The third disc includes Newman’s octet with Urbie Green/tb, Quill/as, Cohn/ts, Katz/p, Wilson/dr, Green/g and Eddie Jones/b for a revisit of the Basie classics “You Can Depend On Me” and “Exactly Like You” while Newman’s own “Slats!” and “The Daughter of Miss Thing” get the toes tapping. Freddie Green is the leader for the last session, appropriately titled “Mr. Rhythm” which reunites him with drummer Joe Jones. This last session captures the jogger’s pulse of vintage Basie, particularly the vintage 1930s Kansas City Session days, with pieces like “Free and Easy”, “Easy Does It” and “Back and Forth” defining the groove as Newman, Cohn and trombonist Henry Coker riding the current like a Class IV whitewater rafter.
The booklet of liner notes and session musicians are an excellent addendum to this 3 disc anthology of what is right and good about modern music. If this music doesn’t get you excited about the feel of jazz, may I suggest you take up another hobby like macrame."

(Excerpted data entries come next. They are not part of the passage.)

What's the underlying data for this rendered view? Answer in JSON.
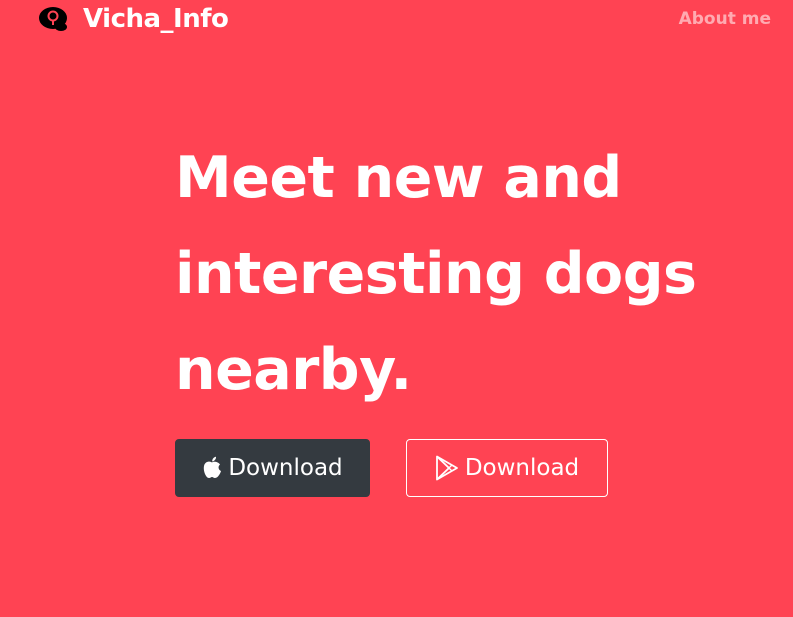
{
  "header": {
    "brand_name": "Vicha_Info",
    "brand_icon": "brain-icon",
    "nav_about": "About me"
  },
  "hero": {
    "heading_lines": [
      "Meet new and",
      "interesting dogs",
      "nearby."
    ]
  },
  "buttons": {
    "apple": {
      "label": "Download",
      "icon": "apple-icon"
    },
    "play": {
      "label": "Download",
      "icon": "google-play-icon"
    }
  },
  "colors": {
    "background": "#ff4353",
    "dark_button": "#343a40",
    "text": "#ffffff"
  }
}
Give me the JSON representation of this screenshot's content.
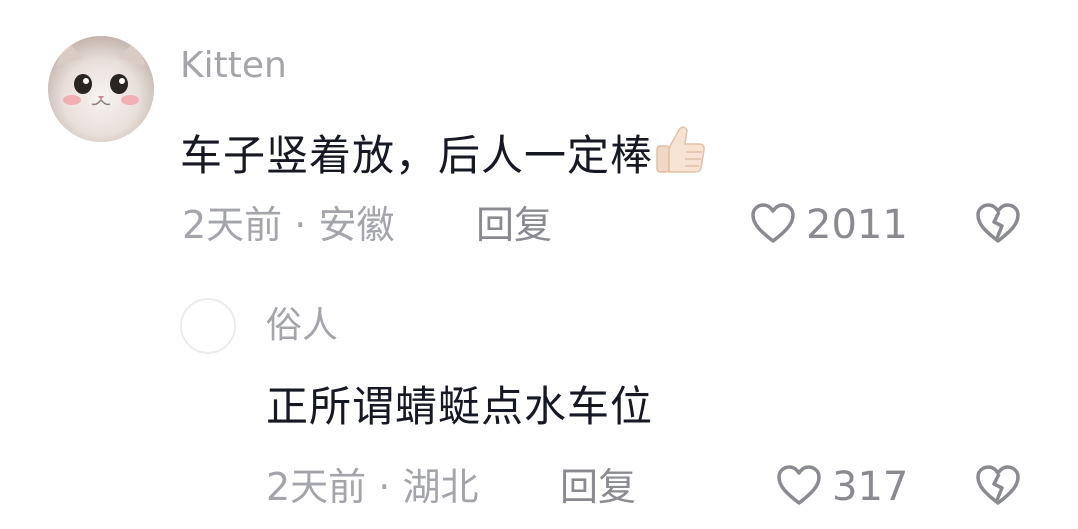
{
  "comments": [
    {
      "username": "Kitten",
      "text": "车子竖着放，后人一定棒",
      "emoji": "thumbs-up",
      "time": "2天前",
      "separator": "·",
      "location": "安徽",
      "reply_label": "回复",
      "likes": "2011"
    },
    {
      "username": "俗人",
      "text": "正所谓蜻蜓点水车位",
      "time": "2天前",
      "separator": "·",
      "location": "湖北",
      "reply_label": "回复",
      "likes": "317"
    }
  ],
  "icons": {
    "like": "heart-outline-icon",
    "dislike": "broken-heart-icon"
  },
  "colors": {
    "text": "#161823",
    "secondary": "#a3a5ab",
    "action": "#8a8b91"
  }
}
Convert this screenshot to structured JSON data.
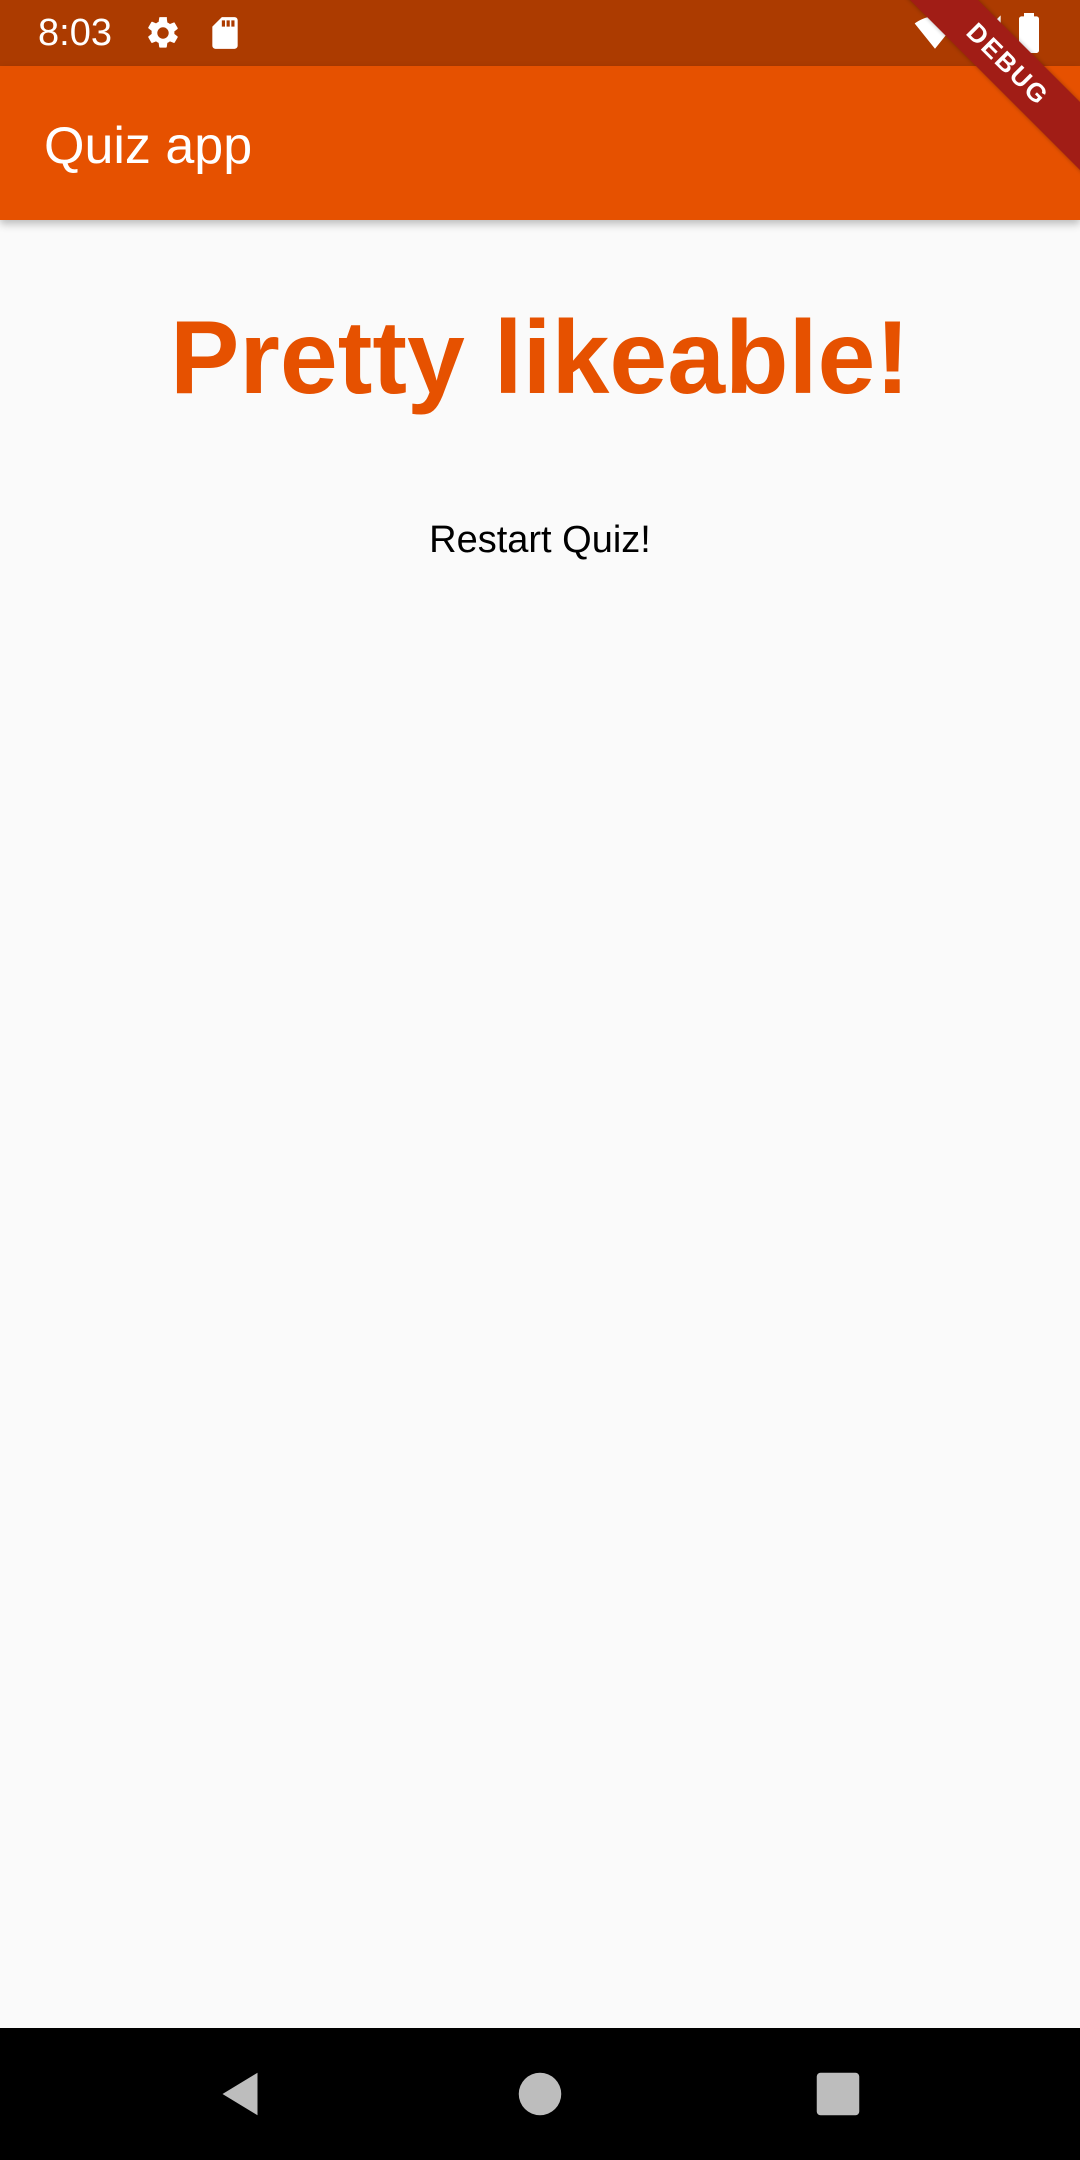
{
  "status_bar": {
    "time": "8:03",
    "background": "#ac3b00",
    "icons_left": [
      "settings-icon",
      "sd-card-icon"
    ],
    "icons_right": [
      "wifi-icon",
      "cell-signal-icon",
      "battery-icon"
    ]
  },
  "debug_banner": {
    "label": "DEBUG",
    "color": "#a11d16"
  },
  "app_bar": {
    "title": "Quiz app",
    "background": "#e65100"
  },
  "result": {
    "text": "Pretty likeable!",
    "color": "#e65100"
  },
  "restart": {
    "label": "Restart Quiz!"
  },
  "nav_bar": {
    "buttons": [
      "back-icon",
      "home-icon",
      "recents-icon"
    ]
  }
}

—George W. Harris (February 17, 2022)
"Al Cohn & Joe Newman’s The Swingin’ Sessions 1954-55 is a four-CD set that reissues all of the music that was originally put out on six RCA Victor LPs. Two were originally released under Al Cohn’s name (Mr. Music and The Natural Seven), two were led by Newman (All I Wanna Do Is Swing and I’m Still Swinging), one was listed as being by The Jazz Workshop (Four Brass, One Tenor), and also included is rhythm guitarist Freddie Green’s Mr. Rhythm along with one additional bonus cut.
What these sessions have in common is that trumpeter Joe Newman and tenor saxophonist/arranger Al Cohn are on each album, and all of the music swings like a Count Basie date. The medium-size groups (which range from 7-11 pieces) also include such notables as altoist Gene Quill, trombonists Frank Rehak, Urbie Green and Henry Coker, and pianists Nat Pierce and Fred Katz. Cohn contributed the majority of the arrangements although there are also many by Manny Albam and Ernie Wilkins. Newman and Cohn are both heard in consistently inspired form, the arrangements and songs are uncomplicated and swinging, and the 65-year old music has dated very well. This is very easy music to enjoy and the packaging is quite attractive."